A team of NYIT students and faculty are working to launch dormant NASA patents into the commercial market.
Six undergraduates and one graduate student are building prototypes for four patents under an initial contract with the space agency that runs through August, said Michael Nizich, director of the Entrepreneurship & Technology Innovation Center, the NYIT business incubator running the project.
“They have 1,800 to 2,000 patents that they don’t have prototypes for,” said Nizich, who hand-picked the students for the project. “It was a match made in heaven.”
Part of the student team was drawn from the College of Engineering & Computer Sciences at the New York Institute of Technology. Others are digital arts students from the School of Architecture & Design, skilled at producing demonstration videos of the products.
Nizich said that NASA patents sometimes get swept aside as researchers drive to complete major projects, leaving a rich vein of ideas with commercial potential.
After consulting with NASA, the ETIC team at the Old Westbury campus winnowed down a list of patents for the initial contract to four:
- A wearable robotic exoskeleton jacket that could help victims of stroke or traumatic brain injury move their shoulders and elbows. The technology also could find its way into future spacesuits to augment human performance.
- A sensor-laden film that could detect the trajectory and location of the impact of a projectile or other object. The technology could be used on satellites or in earthbound applications to detect munitions, burglaries or vehicle collisions.
- A C-shaped metal device that can monitor tension on everything from the lines of a parachute to the cable of a suspension bridge and transmit that data.
- A system that uses distinctive electric patterns of the human heart muscle monitored at multiple points on the limbs to verify identity. The algorithm could be used in law enforcement, financial transactions and other applications.
Babak Beheshti, dean of the College of Engineering and Computer Sciences, said that NYIT could reap benefits beyond the basic contract with NASA.
“If, during the process of developing prototypes, we come up with an algorithm of our own, we own it,” he said. “We can develop a whole lot of IP [intellectual property] items.”
The halo of NASA’s brand also lends credibility to the College of Engineering and Computer Sciences and NYIT overall, he said.
ETIC was funded in 2016 by the NYSTAR science and technology program of New York’s Empire State Development.
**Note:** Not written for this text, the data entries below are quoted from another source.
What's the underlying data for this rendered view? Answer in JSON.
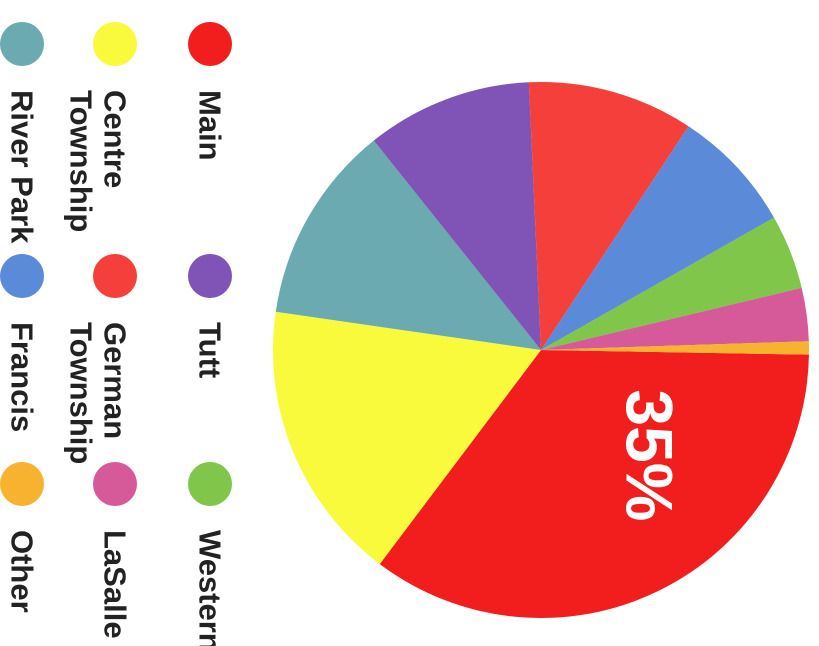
{
  "chart_data": {
    "type": "pie",
    "slices": [
      {
        "label": "Main",
        "value": 35,
        "color": "#f21d1d"
      },
      {
        "label": "Centre Township",
        "value": 17,
        "color": "#fafa3c"
      },
      {
        "label": "River Park",
        "value": 12,
        "color": "#6aaab0"
      },
      {
        "label": "Tutt",
        "value": 10,
        "color": "#7f54b6"
      },
      {
        "label": "German Township",
        "value": 10,
        "color": "#f43f3a"
      },
      {
        "label": "Francis",
        "value": 7.5,
        "color": "#5a8ad8"
      },
      {
        "label": "Western",
        "value": 4.5,
        "color": "#7fc64a"
      },
      {
        "label": "LaSalle",
        "value": 3.2,
        "color": "#d65a9a"
      },
      {
        "label": "Other",
        "value": 0.8,
        "color": "#f7b330"
      }
    ],
    "data_labels": [
      {
        "slice": "Main",
        "text": "35%"
      }
    ],
    "legend": {
      "placement": "left, rotated",
      "items": [
        {
          "lines": [
            "Main"
          ],
          "color": "#f21d1d"
        },
        {
          "lines": [
            "Centre",
            "Township"
          ],
          "color": "#fafa3c"
        },
        {
          "lines": [
            "River Park"
          ],
          "color": "#6aaab0"
        },
        {
          "lines": [
            "Tutt"
          ],
          "color": "#7f54b6"
        },
        {
          "lines": [
            "German",
            "Township"
          ],
          "color": "#f43f3a"
        },
        {
          "lines": [
            "Francis"
          ],
          "color": "#5a8ad8"
        },
        {
          "lines": [
            "Western"
          ],
          "color": "#7fc64a"
        },
        {
          "lines": [
            "LaSalle"
          ],
          "color": "#d65a9a"
        },
        {
          "lines": [
            "Other"
          ],
          "color": "#f7b330"
        }
      ]
    }
  }
}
In 2019, Empire State Development asked Nizich to help a Long Island startup that needed prototyping services. ETIC created a prototype device and software for the startup, Wyandanch-based Grub Guard Inc.
The prototype, which is designed to detect tampering of a restaurant delivery order, caught the attention of NASA’s commercialization team, which connected with NYIT, leading to the ETIC contract, Nizich said.
ETIC’s NASA contract ultimately could lead to job creation as companies on Long Island or elsewhere see potential in commercializing the patents, he said.
“We chose products that are achievable.”
NASA inventions now in common use:
- Dustbusters: Created when NASA called on Black & Decker to build a small device to collect samples on the Moon.
- Radiant barrier insulation: Used in homes.
- Memory foam: Bedding material first developed to make pilots’ seats more comfortable.
- Freeze-dried food: Nutrient rich, but a fraction of the weight.
- MRI and CT scans: Digital signal processing, used in the Apollo lunar landings, was adapted for medical imaging;
- Scratch-resistant lenses: Research into astronauts’ visors led to the eyeglass coatings.